Not only do you love the song, you love to love this song. It excites you and everyone around you instantaneously. A drug in audio form. Just watch this crowd in Nigeria lose their mind and spirits when Migos performs “Bad and Boujee.”
Part of the success and bigness of that record—its own merit well-established—must be attributed to memes. Nothing spreads faster and transforms the meaning of art like memes. They create this sense of instant memories, imbuing well-worn nostalgia into songs and moments not even weeks old. But within an always-accelerating culture, days are months and weeks are years. So when a meme-generating track like “Bad and Boujee” plays, you’re not only celebrating the song, you’re reveling in reliving these mini digital moments you previously experienced, too.
This type of joy can compound infinitely. Such was evidenced by Rae Sremmurd’s “Black Beatles,” the unofficial anthem of last year’s Mannequin Challenge. Before its attachment to the challenge, it was just an underground hit. Then it blew up.

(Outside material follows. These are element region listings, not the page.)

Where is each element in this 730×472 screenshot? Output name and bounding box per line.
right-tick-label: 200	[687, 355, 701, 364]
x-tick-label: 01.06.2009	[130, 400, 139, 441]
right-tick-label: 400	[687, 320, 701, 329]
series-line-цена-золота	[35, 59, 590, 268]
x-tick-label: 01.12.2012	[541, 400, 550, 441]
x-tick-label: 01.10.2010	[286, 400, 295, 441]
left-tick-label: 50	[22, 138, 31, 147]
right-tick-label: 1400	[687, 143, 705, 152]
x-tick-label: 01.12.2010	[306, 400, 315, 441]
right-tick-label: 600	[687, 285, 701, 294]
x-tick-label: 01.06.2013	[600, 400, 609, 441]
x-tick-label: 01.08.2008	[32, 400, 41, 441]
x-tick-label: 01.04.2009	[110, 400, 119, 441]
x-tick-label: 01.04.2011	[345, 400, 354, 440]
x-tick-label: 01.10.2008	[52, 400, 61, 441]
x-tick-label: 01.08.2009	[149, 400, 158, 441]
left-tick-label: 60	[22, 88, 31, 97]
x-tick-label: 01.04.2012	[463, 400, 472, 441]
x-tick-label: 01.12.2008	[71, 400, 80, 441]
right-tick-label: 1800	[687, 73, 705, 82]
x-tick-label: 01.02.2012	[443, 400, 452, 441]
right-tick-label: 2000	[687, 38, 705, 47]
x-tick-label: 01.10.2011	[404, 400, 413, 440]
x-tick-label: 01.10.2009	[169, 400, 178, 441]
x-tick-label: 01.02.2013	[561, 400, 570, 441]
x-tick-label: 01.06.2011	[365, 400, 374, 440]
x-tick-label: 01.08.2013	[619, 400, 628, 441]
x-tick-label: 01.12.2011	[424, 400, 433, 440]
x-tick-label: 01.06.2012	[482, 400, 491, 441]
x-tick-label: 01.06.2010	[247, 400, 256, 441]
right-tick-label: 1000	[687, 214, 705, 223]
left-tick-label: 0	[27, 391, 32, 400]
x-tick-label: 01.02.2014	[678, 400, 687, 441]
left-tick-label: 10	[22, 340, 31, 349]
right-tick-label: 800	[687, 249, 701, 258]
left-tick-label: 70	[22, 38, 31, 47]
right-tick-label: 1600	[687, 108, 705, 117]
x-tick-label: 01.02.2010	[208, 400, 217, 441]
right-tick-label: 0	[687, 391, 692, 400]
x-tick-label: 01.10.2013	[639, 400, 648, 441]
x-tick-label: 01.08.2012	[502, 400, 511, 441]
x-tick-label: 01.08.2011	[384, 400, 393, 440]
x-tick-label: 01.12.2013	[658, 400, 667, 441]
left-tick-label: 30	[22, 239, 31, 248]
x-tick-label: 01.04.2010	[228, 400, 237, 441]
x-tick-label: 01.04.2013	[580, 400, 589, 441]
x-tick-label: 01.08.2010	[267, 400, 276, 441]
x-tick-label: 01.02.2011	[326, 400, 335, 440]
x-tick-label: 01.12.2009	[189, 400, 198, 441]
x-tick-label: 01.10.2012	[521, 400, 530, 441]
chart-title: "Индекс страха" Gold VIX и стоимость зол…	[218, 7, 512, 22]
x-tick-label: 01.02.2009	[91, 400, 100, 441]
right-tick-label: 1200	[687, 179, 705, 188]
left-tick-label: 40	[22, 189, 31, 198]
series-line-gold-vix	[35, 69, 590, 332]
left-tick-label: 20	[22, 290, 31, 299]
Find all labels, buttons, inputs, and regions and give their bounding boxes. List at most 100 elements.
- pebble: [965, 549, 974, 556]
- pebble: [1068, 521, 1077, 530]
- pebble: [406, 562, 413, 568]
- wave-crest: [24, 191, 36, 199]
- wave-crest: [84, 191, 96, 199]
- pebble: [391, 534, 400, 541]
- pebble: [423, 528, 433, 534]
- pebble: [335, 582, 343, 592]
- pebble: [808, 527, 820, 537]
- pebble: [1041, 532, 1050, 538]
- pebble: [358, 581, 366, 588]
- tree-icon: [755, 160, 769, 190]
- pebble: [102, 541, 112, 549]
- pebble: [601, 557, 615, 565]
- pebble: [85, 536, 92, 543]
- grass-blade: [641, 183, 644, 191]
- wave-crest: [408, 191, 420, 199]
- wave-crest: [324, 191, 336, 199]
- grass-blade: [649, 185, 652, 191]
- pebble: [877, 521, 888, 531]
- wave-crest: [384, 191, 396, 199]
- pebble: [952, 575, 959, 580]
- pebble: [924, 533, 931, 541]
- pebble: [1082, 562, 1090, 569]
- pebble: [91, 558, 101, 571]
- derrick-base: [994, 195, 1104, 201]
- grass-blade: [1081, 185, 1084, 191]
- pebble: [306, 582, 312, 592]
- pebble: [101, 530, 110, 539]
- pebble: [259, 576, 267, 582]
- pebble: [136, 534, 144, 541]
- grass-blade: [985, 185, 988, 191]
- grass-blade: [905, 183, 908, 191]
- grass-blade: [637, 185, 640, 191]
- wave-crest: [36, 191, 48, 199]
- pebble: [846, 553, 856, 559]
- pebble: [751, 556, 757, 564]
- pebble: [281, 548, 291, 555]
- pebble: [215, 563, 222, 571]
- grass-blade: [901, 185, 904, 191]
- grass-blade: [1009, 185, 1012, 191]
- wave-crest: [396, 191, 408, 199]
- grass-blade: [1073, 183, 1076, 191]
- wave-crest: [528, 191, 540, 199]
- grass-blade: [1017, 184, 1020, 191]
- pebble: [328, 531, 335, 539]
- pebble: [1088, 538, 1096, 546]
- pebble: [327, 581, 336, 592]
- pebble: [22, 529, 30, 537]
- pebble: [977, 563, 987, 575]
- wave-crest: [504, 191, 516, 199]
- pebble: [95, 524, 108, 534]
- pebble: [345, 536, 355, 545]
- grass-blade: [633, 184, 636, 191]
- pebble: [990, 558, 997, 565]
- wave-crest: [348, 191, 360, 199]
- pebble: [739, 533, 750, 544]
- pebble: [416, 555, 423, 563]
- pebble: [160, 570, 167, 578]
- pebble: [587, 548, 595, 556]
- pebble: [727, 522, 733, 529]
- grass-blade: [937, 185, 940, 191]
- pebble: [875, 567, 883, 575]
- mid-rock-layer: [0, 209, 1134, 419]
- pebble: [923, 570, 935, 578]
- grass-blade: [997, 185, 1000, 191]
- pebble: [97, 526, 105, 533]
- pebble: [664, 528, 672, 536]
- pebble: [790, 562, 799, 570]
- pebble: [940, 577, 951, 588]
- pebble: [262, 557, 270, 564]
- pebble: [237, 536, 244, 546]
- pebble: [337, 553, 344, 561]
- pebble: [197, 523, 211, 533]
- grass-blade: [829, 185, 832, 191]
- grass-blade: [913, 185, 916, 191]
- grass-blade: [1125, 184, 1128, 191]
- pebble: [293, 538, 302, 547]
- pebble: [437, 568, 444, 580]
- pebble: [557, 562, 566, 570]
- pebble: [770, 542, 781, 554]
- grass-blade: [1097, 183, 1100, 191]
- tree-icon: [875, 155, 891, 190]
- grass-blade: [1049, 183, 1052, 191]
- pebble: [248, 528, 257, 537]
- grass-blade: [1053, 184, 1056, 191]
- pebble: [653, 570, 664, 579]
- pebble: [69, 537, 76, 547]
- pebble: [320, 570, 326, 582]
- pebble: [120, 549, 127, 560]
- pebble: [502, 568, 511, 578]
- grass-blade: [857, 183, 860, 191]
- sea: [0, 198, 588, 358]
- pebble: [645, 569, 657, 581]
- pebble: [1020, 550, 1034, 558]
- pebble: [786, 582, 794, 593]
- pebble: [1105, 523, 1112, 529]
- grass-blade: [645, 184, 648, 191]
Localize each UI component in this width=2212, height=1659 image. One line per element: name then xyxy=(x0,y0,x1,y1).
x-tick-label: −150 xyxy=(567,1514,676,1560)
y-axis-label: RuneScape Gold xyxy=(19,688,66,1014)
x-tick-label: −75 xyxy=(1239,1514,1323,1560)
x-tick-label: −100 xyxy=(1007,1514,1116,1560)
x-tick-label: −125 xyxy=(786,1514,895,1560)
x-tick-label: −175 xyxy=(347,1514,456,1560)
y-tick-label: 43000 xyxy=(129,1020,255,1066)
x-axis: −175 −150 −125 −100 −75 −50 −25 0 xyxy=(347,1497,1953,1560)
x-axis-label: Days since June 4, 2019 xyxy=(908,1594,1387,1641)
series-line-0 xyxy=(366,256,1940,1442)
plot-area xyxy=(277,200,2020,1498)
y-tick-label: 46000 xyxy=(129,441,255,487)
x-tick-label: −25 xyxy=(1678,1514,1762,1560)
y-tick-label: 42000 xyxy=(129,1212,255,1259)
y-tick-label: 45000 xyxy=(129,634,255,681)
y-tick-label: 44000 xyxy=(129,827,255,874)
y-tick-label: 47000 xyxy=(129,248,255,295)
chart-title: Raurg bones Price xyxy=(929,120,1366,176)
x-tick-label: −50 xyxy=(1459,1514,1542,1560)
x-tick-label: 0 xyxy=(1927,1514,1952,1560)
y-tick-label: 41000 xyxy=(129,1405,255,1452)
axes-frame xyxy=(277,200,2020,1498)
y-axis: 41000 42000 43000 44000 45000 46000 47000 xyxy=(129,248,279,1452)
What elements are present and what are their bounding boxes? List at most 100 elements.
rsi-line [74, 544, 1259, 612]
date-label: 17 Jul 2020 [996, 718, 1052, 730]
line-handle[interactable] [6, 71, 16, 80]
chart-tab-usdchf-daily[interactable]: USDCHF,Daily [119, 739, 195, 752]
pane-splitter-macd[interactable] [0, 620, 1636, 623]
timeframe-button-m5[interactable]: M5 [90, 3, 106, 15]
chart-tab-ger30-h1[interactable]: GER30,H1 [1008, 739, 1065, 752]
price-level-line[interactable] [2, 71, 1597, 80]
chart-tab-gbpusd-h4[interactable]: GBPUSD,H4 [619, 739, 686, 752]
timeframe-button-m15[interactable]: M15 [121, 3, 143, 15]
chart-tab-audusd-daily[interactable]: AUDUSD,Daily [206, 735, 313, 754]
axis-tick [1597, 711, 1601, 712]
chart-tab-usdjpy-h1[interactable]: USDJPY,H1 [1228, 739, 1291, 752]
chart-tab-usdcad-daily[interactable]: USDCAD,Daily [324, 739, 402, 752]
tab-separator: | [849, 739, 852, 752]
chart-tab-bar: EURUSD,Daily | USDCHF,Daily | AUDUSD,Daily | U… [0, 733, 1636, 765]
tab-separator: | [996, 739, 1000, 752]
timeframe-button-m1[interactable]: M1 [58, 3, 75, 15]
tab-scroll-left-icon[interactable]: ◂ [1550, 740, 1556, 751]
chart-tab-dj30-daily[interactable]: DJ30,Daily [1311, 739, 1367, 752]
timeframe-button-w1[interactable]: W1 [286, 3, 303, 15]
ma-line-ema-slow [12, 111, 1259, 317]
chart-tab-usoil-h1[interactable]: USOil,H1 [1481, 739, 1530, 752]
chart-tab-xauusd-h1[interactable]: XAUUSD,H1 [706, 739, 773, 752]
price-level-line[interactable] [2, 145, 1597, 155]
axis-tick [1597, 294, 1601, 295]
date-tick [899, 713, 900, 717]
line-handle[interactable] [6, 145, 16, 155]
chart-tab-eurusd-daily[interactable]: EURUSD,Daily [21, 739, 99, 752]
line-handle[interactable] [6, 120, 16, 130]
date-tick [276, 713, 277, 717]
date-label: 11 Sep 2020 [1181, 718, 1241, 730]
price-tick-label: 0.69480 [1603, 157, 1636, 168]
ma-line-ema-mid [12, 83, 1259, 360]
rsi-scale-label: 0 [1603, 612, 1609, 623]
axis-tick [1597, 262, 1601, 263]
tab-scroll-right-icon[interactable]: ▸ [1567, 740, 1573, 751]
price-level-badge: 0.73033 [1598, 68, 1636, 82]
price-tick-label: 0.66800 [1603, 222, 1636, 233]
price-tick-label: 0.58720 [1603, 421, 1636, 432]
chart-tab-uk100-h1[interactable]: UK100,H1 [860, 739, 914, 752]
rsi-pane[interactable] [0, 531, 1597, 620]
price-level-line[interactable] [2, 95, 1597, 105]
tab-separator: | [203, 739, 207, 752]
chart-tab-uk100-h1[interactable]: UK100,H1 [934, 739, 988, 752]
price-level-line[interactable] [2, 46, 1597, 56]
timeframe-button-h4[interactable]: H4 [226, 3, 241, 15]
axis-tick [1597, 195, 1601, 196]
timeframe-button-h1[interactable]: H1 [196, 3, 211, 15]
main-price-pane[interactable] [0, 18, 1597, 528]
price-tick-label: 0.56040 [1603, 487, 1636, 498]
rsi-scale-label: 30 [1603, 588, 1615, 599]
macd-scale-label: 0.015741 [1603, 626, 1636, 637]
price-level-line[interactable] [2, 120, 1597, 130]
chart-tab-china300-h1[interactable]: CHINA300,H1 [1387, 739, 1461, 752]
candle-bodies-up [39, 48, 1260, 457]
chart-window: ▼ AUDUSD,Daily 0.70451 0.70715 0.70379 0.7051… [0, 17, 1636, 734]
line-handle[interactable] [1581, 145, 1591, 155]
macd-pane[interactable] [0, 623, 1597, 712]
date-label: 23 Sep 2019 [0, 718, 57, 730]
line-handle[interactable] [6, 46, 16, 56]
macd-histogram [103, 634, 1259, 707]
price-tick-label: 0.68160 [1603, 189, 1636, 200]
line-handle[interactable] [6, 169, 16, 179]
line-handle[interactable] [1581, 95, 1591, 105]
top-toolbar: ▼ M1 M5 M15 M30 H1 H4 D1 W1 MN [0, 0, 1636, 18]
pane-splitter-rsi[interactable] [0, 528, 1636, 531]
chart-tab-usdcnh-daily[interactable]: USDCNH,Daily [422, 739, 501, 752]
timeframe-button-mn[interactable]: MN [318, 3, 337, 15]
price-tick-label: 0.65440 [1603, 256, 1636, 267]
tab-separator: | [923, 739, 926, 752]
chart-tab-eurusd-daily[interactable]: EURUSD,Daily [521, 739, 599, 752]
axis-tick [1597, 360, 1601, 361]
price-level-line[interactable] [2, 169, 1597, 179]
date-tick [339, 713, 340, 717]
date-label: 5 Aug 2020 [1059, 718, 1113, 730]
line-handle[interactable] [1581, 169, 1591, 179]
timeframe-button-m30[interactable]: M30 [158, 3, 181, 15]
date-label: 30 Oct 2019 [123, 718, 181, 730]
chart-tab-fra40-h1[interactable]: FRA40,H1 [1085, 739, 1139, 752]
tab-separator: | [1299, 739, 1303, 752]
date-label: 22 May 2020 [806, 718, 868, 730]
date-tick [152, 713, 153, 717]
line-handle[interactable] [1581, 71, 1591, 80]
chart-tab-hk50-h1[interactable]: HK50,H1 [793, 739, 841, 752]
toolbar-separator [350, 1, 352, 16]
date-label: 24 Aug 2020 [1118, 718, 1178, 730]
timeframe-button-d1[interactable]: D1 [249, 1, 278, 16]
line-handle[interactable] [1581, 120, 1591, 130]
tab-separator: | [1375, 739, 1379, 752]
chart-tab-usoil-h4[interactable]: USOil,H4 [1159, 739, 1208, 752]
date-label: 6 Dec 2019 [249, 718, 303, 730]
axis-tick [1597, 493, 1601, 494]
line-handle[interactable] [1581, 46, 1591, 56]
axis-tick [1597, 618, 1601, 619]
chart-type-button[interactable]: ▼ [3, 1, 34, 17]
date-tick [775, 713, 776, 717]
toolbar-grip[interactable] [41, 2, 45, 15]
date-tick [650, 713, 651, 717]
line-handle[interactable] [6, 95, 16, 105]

What’s perhaps surprising to learn is that pairing “Black Beatles” to the Mannequin was such a concerted effort behind the scenes by Interscope, Rae Sremmurd’s label, and Pizzaslime, a music blog/branding power.
“[It] was really just a vessel for people to hear the music for the first time,” Interscope’s Gunner Safron said. “I think a lot of our technique is really just trying to find content and build content around the music that’s shareable, which then gives people a chance to discover on their own.”
A significant part of music culture now is the ability to participate with your favorite artist as they release projects. It’s remix culture on steroids. Think of how Kanye’s Life of Pablo album cover became a meme, fans writing their own all-caps versions, usually instructing Ye to release the album. It solidified as meme thanks in part to Kanye joining, playfully blaming Chance for Life of Pablo’s delay. Kanye memed himself. (Whenever someone claims Kanye needs to be “more humble,” remember he’s one of our most self-deprecating artists.)
No one actively feeds meme culture like Drake. His “Hotline Bling” music video capitalized on the power of internet parody artists long before others understood their voracious hunger. His “Hotline Bling” music video, especially in retrospect, seems specifically crafted to pull GIFs, meme, screenshot, and share in various ways. Drake either realized, or stumbled into the idea, that these people weren’t discrediting or truly making fun of him. (Okay maybe a bit.) But what really happens is everyone feels part of the moment, something they can reference and remember forever.
As Safron said, it’s a “vessel.” None of this would matter if the art itself couldn’t withstand the scrutiny. Artists and labels will chase creating those moments for fans, if they haven’t already. This will become the new marketing—people becoming commercials for content without ever realizing it. Though that’s a cynical thought, we do, after all, live in an era where people call themselves brands instead of human beings.